In the next term, she expects the economy will continue to be a big issue, as well as foreign affairs, including the situations in Syria and Iran. Social issues, such as gun control, will also be on the table, she said.
She expects Obama to continue to be successful, but with divided government, she hoped the Republican-controlled House is able to work more cooperatively with the Democratic-controlled White House and Senate.
Daily Star conservative columnist Chuck Pinkey said he gives Obama credit for “tenacity” in his first term, though “I disagree with everything he does.” He said he was looking forward to the continued gridlock that divided government will bring, at least until the 2014 election when voters can have a chance to change the makeup of the Senate.
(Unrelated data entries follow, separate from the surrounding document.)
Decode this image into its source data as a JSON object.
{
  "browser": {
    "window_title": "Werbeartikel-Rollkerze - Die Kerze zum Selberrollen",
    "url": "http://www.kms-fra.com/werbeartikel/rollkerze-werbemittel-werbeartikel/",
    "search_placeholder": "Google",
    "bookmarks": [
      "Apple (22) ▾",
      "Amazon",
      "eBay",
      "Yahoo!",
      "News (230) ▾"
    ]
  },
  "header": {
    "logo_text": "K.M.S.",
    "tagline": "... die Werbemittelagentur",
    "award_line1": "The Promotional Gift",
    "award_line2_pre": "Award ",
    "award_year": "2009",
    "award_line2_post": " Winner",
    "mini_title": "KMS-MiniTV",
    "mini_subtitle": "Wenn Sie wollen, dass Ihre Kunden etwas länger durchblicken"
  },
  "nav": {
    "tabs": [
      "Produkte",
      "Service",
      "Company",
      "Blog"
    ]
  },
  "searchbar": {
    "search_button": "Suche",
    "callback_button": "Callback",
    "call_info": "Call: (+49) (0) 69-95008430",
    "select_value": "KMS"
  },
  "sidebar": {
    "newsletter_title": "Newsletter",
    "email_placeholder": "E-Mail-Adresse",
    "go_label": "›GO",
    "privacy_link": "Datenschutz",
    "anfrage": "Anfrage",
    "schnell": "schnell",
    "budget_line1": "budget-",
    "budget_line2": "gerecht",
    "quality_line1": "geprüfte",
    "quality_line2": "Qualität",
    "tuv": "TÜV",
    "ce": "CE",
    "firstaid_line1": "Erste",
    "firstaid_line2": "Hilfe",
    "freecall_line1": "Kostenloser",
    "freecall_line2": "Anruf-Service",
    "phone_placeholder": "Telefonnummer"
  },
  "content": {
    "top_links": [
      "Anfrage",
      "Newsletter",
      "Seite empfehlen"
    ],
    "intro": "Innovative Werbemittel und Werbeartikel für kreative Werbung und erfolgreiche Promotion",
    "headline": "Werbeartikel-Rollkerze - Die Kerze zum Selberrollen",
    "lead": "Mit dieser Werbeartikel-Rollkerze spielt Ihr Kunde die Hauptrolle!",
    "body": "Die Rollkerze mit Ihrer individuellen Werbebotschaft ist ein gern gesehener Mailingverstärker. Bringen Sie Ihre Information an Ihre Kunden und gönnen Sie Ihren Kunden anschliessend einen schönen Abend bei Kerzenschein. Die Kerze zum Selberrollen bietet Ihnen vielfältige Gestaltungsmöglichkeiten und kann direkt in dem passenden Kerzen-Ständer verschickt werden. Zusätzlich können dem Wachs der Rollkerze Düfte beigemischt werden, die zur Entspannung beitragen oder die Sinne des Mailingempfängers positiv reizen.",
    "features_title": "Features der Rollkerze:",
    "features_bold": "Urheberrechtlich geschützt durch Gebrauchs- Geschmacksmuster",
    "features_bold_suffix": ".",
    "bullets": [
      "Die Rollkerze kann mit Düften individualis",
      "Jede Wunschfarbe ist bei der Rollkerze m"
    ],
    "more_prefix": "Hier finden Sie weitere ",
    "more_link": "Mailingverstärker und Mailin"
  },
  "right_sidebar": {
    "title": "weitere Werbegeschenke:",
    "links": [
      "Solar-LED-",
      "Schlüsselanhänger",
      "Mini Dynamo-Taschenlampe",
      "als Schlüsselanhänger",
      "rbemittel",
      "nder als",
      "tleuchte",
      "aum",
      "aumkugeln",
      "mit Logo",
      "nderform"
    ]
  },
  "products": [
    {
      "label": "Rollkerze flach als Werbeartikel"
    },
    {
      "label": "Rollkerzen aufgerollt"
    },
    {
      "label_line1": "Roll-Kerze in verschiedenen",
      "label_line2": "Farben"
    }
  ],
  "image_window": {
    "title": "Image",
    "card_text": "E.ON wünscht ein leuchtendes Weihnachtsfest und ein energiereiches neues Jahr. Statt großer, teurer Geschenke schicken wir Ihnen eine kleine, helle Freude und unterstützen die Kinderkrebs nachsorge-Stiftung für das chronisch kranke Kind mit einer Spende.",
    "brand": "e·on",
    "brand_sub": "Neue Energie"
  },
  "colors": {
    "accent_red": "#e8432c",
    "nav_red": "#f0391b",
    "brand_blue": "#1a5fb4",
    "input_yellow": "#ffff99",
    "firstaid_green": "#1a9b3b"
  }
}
“My only hope is we can stop him from pushing his liberal agenda,” he said. He said he hoped that Obama would compromise on such issues as spending cuts, but realistically the best that can hoped for is “we can hold him at bay and minimize the damage,” he said.
He doesn’t think Obama will get major changes through the House and Senate on gun laws, though some minor changes are possible. Fiscal issues will continue to be important, though he hoped Republicans can “stand together before there is no party left.”
Two people interviewed at the Southside Mall discussed the inauguration. Amanda Robinson, 19, is a freshman at Hartwick College, where her studies include political science. She plans on tuning in to Monday’s event, and said she considers herself a political independent.
In a second term, “Democrats and Republicans need to find more common ground” addressing such issues as improving the economy. She admitted she wasn't sure if that was realistic, but with repaying student loans and finding a job being part of her future, she was hopeful.